A juzgar por la sentencia del juez Carroza, Cheyre no participó directamente en esos crímenes, pero los presenció a distancia y a sabiendas colaboró luego con los criminales, y es probable que él mismo haya tranquilizado su conciencia con la niebla de la incertidumbre. Como no apretó el gatillo, y declaró no ver directamente la sangre, ni sentir de cerca los gritos de los asesinados -aunque coligió de inmediato los crímenes, puesto que luego contribuyó a la escena de su disfraz-, pudo decirse una y otra vez a sí mismo que quizá esos crímenes no existieron de esa forma, que quizá su participación en ese horror no fue tal, que como él no apretó el gatillo, aunque más tarde contribuyó a encubrir su sonido y sus cadáveres, siempre podría decir, y decirse a sí mismo, que su participación era tan inocente como la de un sirviente militar que solo cumplía su deber sin preguntar detalles.

Es probable que eso fuera lo que para sus adentros se dijo a sí mismo Cheyre todos estos años cada vez que el recuerdo brotaba de nuevo.

Pero ¿no fue eso mismo, o casi, lo que se dijeron a sí mismos esos chilenos y chilenas, políticos e intelectuales entre ellos, que apoyaron la dictadura a pesar de los crímenes que olían a la distancia? ¿No emplearon siempre la coartada de decirse a sí mismos (y aún todavía lo repiten) que como no habían presenciado directamente ningún crimen quizás ellos pudieron no haber ocurrido? Cheyre, desde este punto de vista, ni siquiera posee la dignidad de haber sido el único; en verdad acabó siendo nada más que una persona cualquiera cogida por el miedo y más tarde, mientras ascendía en su carrera, por la ambición que decidió que aquello que sabía había hecho u omitido, después de todo, pudo no haber ocurrido.

Cheyre representa desde ese punto de vista la medianía de Chile, la misma leve mediocridad con la que la sociedad chilena en su conjunto, y para qué decir la derecha, logró hacer de los crímenes un mal recuerdo que en medio de las nubes del tiempo y el bienestar podía olvidarse.

Durante mucho tiempo, Juan Emilio Cheyre pareció ser el Gutiérrez Mellado de la transición chilena. Gutiérrez Mellado fue el general, cercano a Franco, que después de haberse formado a su sombra acabó, junto con Adolfo Suárez, desmontando al franquismo con tal éxito y valor que derrotó su propio pasado.

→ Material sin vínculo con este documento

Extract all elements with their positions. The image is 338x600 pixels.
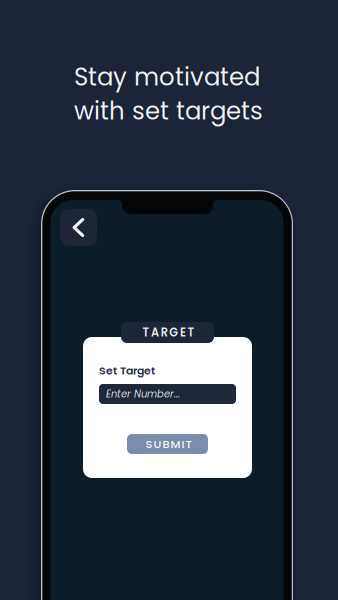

Pero no, resultó que Cheyre no era el Gutiérrez Mellado de la transición chilena, y que en él no existía esa dignidad de quien es capaz de mirar de frente su pasado y ayudar a desmontar su propia imagen inmerecida. Él era simplemente un sujeto que vestido de uniforme se preocupó de travestir su pasado, creyó en la fragilidad de la memoria y pensó que siempre podía decirse a sí mismo que no tuvo nada que ver en los crímenes y que, habiéndose convencido a sí mismo, los demás algún día acabarían creyéndole también, remata Peña, sin duda un tiro de gracia para el que fuera el general favorito de la élite de la vieja Concertación y que una vez fuera del Ejérccito, acostumbraba a almorzar solo en el Club de La Unión.